7. A final issue concerns a possible alternative solution to the problem
of finding human organs for transplantion, something still very much in the
experimental stage, namely xenotransplants, that is, organ transplants
from other animal species.
It is not my intention to explore in detail the problems connected with
this form of intervention. I would merely recall that already in 1956 Pope
Pius XII raised the question of their legitimacy. He did so when commenting on
the scientific possibility, then being presaged, of transplanting animal
corneas to humans. His response
is still enlightening for us today: in principle, he stated, for a xenotransplant
to be licit, the transplanted organ must not impair the integrity of the
psychological or genetic identity of the person receiving it; and there must
also be a proven biological possibility that the transplant will be successful
and will not expose the recipient to inordinate risk (cf. Address to the
Italian Association of Cornea Donors and to Clinical Oculists and Legal
Medical Practitioners, 14 May 1956).
8. In concluding, I express the hope that, thanks to the work of so many
generous and highly-trained people, scientific and technological research in
the field of transplants will continue to progress, and extend to experimentation
with new therapies which can replace organ transplants, as some recent
developments in prosthetics seem to promise.

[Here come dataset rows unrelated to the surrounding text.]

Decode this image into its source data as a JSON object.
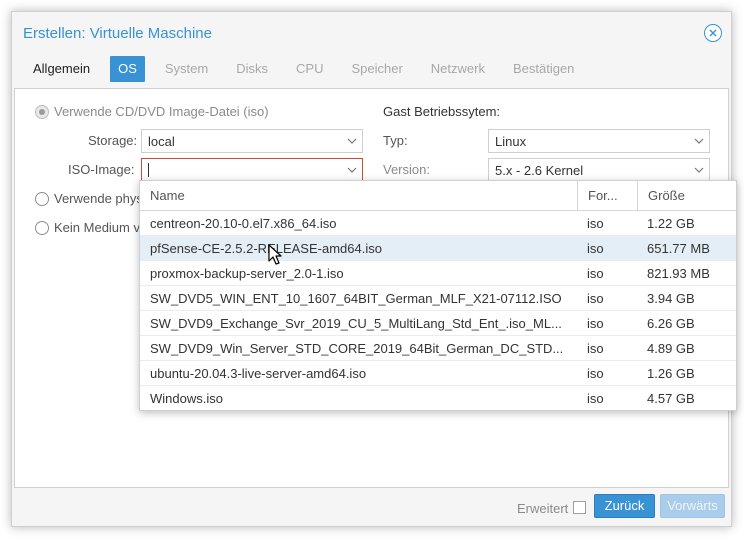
{
  "window": {
    "title": "Erstellen: Virtuelle Maschine"
  },
  "tabs": [
    {
      "label": "Allgemein"
    },
    {
      "label": "OS"
    },
    {
      "label": "System"
    },
    {
      "label": "Disks"
    },
    {
      "label": "CPU"
    },
    {
      "label": "Speicher"
    },
    {
      "label": "Netzwerk"
    },
    {
      "label": "Bestätigen"
    }
  ],
  "os_panel": {
    "radio_iso_label": "Verwende CD/DVD Image-Datei (iso)",
    "radio_phys_label": "Verwende phys",
    "radio_none_label": "Kein Medium v",
    "storage_label": "Storage:",
    "storage_value": "local",
    "iso_label": "ISO-Image:",
    "iso_value": "",
    "guest_os_heading": "Gast Betriebssytem:",
    "type_label": "Typ:",
    "type_value": "Linux",
    "version_label": "Version:",
    "version_value": "5.x - 2.6 Kernel"
  },
  "iso_list": {
    "columns": [
      "Name",
      "For...",
      "Größe"
    ],
    "rows": [
      {
        "name": "centreon-20.10-0.el7.x86_64.iso",
        "format": "iso",
        "size": "1.22 GB"
      },
      {
        "name": "pfSense-CE-2.5.2-RELEASE-amd64.iso",
        "format": "iso",
        "size": "651.77 MB"
      },
      {
        "name": "proxmox-backup-server_2.0-1.iso",
        "format": "iso",
        "size": "821.93 MB"
      },
      {
        "name": "SW_DVD5_WIN_ENT_10_1607_64BIT_German_MLF_X21-07112.ISO",
        "format": "iso",
        "size": "3.94 GB"
      },
      {
        "name": "SW_DVD9_Exchange_Svr_2019_CU_5_MultiLang_Std_Ent_.iso_ML...",
        "format": "iso",
        "size": "6.26 GB"
      },
      {
        "name": "SW_DVD9_Win_Server_STD_CORE_2019_64Bit_German_DC_STD...",
        "format": "iso",
        "size": "4.89 GB"
      },
      {
        "name": "ubuntu-20.04.3-live-server-amd64.iso",
        "format": "iso",
        "size": "1.26 GB"
      },
      {
        "name": "Windows.iso",
        "format": "iso",
        "size": "4.57 GB"
      }
    ]
  },
  "footer": {
    "advanced_label": "Erweitert",
    "back_label": "Zurück",
    "next_label": "Vorwärts"
  },
  "colors": {
    "accent": "#3892d4",
    "invalid_border": "#cf4c35",
    "hover_row": "#e4eef7"
  },
  "icons": {
    "close": "close-circle-icon",
    "combo_caret": "chevron-down-icon",
    "pointer": "mouse-cursor-icon"
  }
}
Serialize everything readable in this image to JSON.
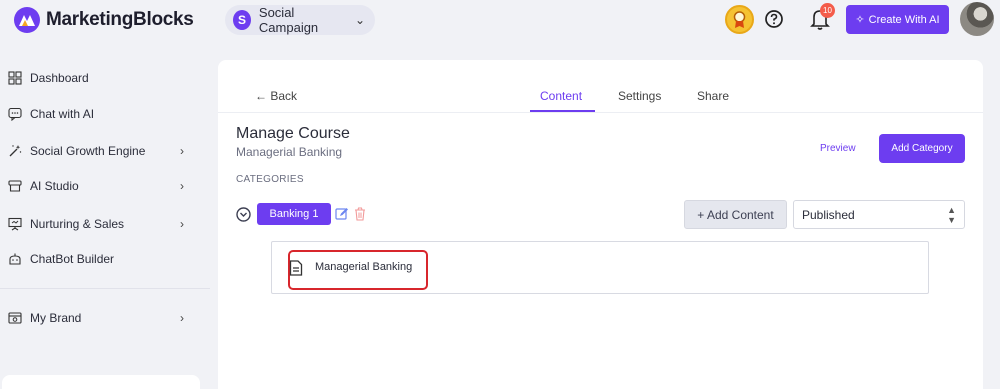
{
  "app": {
    "logo_text": "MarketingBlocks"
  },
  "header": {
    "workspace_initial": "S",
    "workspace_name": "Social Campaign",
    "notification_count": "10",
    "create_button_label": "Create With AI"
  },
  "sidebar": {
    "items": [
      {
        "label": "Dashboard",
        "icon": "grid-icon",
        "has_chevron": false
      },
      {
        "label": "Chat with AI",
        "icon": "chat-icon",
        "has_chevron": false
      },
      {
        "label": "Social Growth Engine",
        "icon": "magic-wand-icon",
        "has_chevron": true
      },
      {
        "label": "AI Studio",
        "icon": "studio-icon",
        "has_chevron": true
      },
      {
        "label": "Nurturing & Sales",
        "icon": "presentation-icon",
        "has_chevron": true
      },
      {
        "label": "ChatBot Builder",
        "icon": "bot-icon",
        "has_chevron": false
      },
      {
        "label": "My Brand",
        "icon": "brand-icon",
        "has_chevron": true
      }
    ]
  },
  "main": {
    "back_label": "← Back",
    "tabs": [
      {
        "label": "Content",
        "active": true
      },
      {
        "label": "Settings",
        "active": false
      },
      {
        "label": "Share",
        "active": false
      }
    ],
    "title": "Manage Course",
    "subtitle": "Managerial Banking",
    "section_label": "CATEGORIES",
    "preview_label": "Preview",
    "add_category_label": "Add Category",
    "category": {
      "name": "Banking 1",
      "add_content_label": "+ Add Content",
      "status": "Published",
      "items": [
        {
          "label": "Managerial Banking",
          "icon": "document-icon"
        }
      ]
    }
  },
  "colors": {
    "accent": "#6d3df0",
    "highlight_border": "#d8262c",
    "background": "#f1f2f6"
  }
}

In any event, methods that fail to respect the dignity and value of the
person must always be avoided. I
am thinking in particular of attempts at human cloning with a view to
obtaining organs for transplants: these techniques, insofar as they involve
the manipulation and destruction of human embryos, are not morally acceptable,
even when their proposed goal is good in itself. Science itself points to
other forms of therapeutic intervention which would not involve cloning
or the use of embryonic cells, but rather would make use of stem cells taken
from adults. This is the direction that research must follow if it wishes to
respect the dignity of each and every human being, even at the embryonic
stage.
In addressing these varied issues, the contribution of philosophers
and theologians is important. Their careful and competent reflection on
the ethical problems associated with transplant therapy can help to clarify
the criteria for assessing what kinds of transplants are morally acceptable
and under what conditions, especially with regard to the protection of each
individual's personal
identity.
I am confident that social, political and educational leaders will renew
their commitment to fostering a genuine culture of generosity and solidarity.
There is a need to instil in people's hearts,
especially in the hearts of the young, a genuine and deep appreciation of the
need for brotherly love, a love that can find expression in the decision to
become an organ donor.
May the Lord sustain each one of you in your work, and guide you in the
service of authentic human progress. I accompany this wish with my Blessing.